The Worthing Saga opened my eyes to seeing how pain could function. In Card's work, it often serves the function
of water or fire in others: baptism,
refining, renewal. If you don't
understand this about Card, you'll likely misunderstand much about his work. I need to reread the book and address
specifics later.
In "Fat Farm," there's a new wrinkle. The first time I read it--before The Worthing Saga and before I read that Card has
struggled with the subject himself--I misread this story as a tale against obesity. Rather, it's a tale of loathing the self,
hating who you were and will be. We are
truly our own worst enemy.
The story begins with Barth becoming too overweight and has somehow signed
a contract against himself so that he is no longer himself but a letter: "H." Barth cannot kill himself but endures what
must come next. Barth, now H, actually
loves his excess, his girth, and love of woman.

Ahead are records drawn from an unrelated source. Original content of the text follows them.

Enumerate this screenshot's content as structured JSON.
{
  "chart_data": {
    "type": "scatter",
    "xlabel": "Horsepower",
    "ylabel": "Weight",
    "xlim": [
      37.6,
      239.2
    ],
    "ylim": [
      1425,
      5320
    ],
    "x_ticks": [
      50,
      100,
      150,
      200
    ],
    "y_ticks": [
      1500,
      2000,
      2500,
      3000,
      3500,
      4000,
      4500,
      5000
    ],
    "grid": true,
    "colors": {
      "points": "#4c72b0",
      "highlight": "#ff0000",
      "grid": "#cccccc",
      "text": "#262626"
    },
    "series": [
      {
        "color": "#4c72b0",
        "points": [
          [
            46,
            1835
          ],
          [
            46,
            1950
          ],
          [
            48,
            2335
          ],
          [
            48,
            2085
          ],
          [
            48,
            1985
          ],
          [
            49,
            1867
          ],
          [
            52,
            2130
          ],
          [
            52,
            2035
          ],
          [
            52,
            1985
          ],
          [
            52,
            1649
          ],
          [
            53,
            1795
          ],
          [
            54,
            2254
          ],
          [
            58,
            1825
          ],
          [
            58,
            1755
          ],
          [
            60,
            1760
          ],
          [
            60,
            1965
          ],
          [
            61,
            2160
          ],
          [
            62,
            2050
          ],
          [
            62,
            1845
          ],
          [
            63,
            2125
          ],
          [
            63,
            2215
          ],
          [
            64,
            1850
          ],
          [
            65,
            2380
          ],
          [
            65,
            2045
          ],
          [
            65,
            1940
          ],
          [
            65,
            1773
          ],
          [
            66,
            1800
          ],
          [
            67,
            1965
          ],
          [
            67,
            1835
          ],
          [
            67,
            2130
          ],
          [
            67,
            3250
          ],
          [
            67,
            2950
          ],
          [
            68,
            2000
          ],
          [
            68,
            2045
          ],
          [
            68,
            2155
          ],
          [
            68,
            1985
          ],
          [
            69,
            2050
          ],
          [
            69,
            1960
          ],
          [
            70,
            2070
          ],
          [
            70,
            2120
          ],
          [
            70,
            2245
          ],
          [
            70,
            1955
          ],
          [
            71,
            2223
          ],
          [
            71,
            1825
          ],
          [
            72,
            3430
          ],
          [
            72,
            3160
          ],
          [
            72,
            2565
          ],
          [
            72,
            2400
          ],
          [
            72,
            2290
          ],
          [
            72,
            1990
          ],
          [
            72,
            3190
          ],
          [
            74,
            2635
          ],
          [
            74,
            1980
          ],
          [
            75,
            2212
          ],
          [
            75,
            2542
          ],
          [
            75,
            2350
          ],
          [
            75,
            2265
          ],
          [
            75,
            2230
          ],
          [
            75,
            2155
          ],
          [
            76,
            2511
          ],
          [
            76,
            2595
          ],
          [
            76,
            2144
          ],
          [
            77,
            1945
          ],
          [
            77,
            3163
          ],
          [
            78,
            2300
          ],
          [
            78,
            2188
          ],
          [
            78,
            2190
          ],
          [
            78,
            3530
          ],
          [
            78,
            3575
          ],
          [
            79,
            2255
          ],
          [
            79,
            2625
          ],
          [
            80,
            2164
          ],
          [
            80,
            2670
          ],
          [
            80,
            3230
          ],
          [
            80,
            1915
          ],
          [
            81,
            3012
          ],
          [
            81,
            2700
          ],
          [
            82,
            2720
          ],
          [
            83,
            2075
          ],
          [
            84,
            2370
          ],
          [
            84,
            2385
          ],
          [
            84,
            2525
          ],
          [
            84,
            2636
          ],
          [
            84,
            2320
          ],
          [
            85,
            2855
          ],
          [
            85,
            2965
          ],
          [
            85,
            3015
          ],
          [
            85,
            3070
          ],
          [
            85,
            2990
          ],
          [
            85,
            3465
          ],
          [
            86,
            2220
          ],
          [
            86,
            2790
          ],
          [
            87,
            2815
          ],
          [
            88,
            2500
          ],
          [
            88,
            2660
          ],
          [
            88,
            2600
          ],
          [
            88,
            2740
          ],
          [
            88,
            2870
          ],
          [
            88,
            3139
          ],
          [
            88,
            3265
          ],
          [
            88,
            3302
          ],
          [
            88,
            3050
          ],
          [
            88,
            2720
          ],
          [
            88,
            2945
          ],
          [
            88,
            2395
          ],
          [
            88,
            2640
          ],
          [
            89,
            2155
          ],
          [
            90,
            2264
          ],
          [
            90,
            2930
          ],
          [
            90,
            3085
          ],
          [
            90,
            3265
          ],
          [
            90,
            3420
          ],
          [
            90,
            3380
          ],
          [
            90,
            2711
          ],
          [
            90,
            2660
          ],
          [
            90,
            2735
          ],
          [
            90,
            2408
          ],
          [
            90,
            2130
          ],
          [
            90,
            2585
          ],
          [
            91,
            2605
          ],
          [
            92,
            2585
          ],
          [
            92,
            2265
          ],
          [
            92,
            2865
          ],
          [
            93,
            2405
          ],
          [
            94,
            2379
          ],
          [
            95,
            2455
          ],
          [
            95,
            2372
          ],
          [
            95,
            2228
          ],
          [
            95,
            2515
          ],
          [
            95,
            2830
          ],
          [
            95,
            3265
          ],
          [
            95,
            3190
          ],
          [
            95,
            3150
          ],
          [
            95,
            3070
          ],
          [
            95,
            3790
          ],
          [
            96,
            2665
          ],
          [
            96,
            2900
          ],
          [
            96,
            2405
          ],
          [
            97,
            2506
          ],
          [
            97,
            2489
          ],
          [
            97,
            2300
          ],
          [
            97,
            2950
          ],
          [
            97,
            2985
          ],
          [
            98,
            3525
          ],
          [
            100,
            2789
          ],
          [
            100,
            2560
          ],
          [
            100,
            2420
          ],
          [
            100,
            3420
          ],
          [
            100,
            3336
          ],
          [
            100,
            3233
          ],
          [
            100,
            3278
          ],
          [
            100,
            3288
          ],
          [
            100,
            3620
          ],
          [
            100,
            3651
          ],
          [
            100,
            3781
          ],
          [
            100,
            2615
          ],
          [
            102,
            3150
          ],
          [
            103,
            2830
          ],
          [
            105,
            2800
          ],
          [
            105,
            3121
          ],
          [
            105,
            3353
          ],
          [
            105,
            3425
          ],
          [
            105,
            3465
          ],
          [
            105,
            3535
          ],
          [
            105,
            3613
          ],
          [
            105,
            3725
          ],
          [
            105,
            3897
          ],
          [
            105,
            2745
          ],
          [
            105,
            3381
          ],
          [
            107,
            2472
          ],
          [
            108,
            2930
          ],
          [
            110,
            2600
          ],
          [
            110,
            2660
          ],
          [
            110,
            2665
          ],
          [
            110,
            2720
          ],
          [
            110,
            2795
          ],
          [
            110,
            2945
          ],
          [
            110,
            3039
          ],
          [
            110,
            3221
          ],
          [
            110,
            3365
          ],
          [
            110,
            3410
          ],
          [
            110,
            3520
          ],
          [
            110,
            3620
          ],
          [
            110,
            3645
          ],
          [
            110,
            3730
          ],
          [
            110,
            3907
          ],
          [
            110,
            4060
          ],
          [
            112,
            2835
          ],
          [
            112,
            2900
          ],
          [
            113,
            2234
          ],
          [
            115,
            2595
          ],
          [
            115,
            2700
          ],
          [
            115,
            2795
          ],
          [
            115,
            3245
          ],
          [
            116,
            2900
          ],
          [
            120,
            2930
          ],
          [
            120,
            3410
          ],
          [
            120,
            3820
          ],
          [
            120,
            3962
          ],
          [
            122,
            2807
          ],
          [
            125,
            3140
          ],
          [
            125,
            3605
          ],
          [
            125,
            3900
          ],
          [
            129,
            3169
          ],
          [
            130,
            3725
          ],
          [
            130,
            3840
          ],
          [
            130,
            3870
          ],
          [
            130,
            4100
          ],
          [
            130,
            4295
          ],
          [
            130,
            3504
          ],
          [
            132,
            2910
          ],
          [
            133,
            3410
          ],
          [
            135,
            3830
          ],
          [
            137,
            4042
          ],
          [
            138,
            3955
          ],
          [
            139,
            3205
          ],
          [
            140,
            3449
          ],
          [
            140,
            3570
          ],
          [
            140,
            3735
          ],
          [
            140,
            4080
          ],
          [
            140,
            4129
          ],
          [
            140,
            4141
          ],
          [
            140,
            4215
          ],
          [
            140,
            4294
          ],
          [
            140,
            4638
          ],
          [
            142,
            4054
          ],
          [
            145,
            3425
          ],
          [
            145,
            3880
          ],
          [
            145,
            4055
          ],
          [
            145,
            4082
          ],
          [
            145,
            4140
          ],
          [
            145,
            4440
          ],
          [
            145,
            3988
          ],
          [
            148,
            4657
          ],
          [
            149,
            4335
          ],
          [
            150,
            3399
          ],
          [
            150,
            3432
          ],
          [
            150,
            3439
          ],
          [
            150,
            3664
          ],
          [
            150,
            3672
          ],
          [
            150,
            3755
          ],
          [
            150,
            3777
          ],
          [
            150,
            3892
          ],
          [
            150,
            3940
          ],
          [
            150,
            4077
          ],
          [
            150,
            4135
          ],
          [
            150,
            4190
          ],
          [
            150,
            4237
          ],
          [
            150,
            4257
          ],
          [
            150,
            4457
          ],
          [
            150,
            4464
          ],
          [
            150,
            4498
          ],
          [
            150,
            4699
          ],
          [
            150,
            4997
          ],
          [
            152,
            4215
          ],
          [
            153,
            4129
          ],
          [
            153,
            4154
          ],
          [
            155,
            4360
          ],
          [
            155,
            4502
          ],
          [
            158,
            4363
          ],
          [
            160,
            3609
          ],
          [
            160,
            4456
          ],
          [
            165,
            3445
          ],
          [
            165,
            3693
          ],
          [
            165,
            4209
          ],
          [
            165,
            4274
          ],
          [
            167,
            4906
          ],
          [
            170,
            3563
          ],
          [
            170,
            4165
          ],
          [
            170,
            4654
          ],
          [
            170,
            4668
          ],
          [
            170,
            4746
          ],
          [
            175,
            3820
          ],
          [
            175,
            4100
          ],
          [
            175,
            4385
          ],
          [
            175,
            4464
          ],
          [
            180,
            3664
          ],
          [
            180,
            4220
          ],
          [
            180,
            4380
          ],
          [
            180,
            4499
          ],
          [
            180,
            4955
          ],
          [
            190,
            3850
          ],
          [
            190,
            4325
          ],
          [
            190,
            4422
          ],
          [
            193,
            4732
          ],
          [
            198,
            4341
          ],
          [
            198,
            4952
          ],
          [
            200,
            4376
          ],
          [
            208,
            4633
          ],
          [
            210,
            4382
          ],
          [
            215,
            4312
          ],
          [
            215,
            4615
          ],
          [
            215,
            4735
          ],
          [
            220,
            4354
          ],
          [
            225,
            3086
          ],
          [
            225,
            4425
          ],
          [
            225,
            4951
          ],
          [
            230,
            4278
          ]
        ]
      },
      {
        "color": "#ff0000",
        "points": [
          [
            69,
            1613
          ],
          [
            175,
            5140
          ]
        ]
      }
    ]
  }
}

He goes to a farm where a skinny old man tortures H, making H work on
the potato farm and shocking him if he does not. Eventually, H becomes skinny and realizes he
cannot destroy the old man though he loathes him that he would like to kill
him. The skinny H is to be transferred
to a new job. Meanwhile, "I"
has come in. The loathing that H feels
for the old man is reciprocated for I, weak, flabby, incompetent and
excessive. The old man, H learns, is
A. The cycle is complete. Almost.
H still has other, worse jobs to go through, he's been told. Before he takes A's job, he will, no doubt,
encounter B-G.
A fascinating dissection of self-hate.
Keeping Card's idea of pain in mind, though, the story is not
necessarily irredeemably grim. A lets H
go at one point and seems not hate-filled as he had seemed at the
beginning--even accepting if not embracing.
Perhaps not unlike a boot-camp instructor at the end of boot-camp: This is just a pain-filled phase you have to
endure in order to graduate to the next.